How to Find the Right Doctor

Finding a qualified endometriosis surgeon takes more effort than picking a name off your insurance list. Several patient-driven resources have filled the gap. The iCareBetter platform is a directory of endometriosis specialists who are vetted and approved by other doctors in the field. Nancy’s Nook, originally a Facebook-based resource founded by a registered nurse, maintains a curated list of surgeons that many patients use as a starting point. Online support communities, including condition-specific Facebook groups, are another way people share firsthand experiences with specific surgeons.

Cross-referencing is the best approach. If a surgeon shows up on a vetted directory, has MIGS fellowship training, performs excision surgery, and works within a multidisciplinary team at a hospital that treats endometriosis regularly, those are strong signals. No single credential guarantees a good outcome, but the combination narrows your odds considerably.

Matching the Doctor to Your Stage

The simplest way to think about it: start where you are. If you haven’t been evaluated at all, your primary care doctor or a general gynecologist can get the process moving.

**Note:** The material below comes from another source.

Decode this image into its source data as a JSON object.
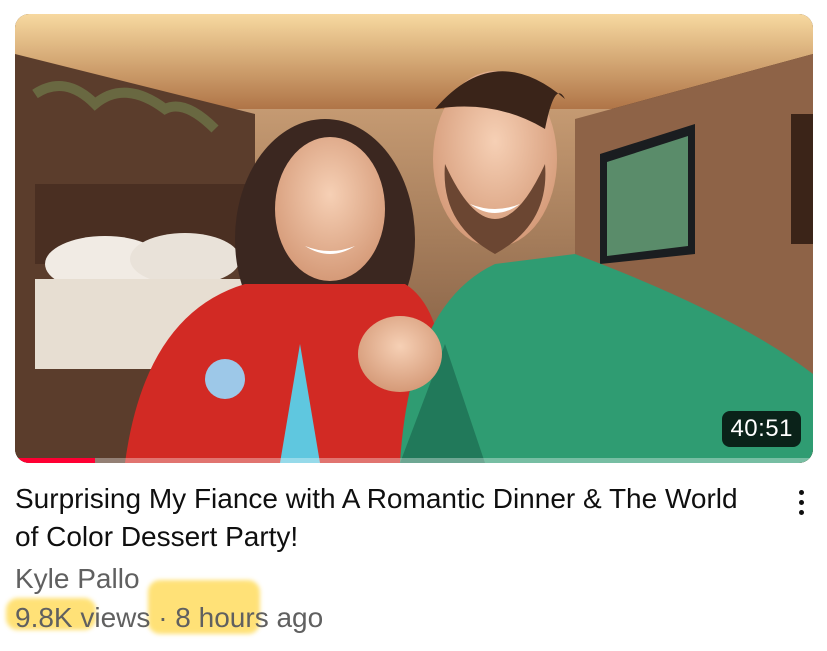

If you’ve been diagnosed and medical treatment is controlling your symptoms, a gynecologist can continue managing your care long-term. If medications aren’t working, your pain is severe, you suspect deep disease, or you want to get pregnant and endometriosis may be a factor, seek out a fellowship-trained surgeon with high case volume in excision surgery. And if you’re dealing with chronic pelvic pain, bowel or bladder involvement, or pain that lingers after treatment, ask about pelvic floor physical therapy and the other specialists who round out a full care team.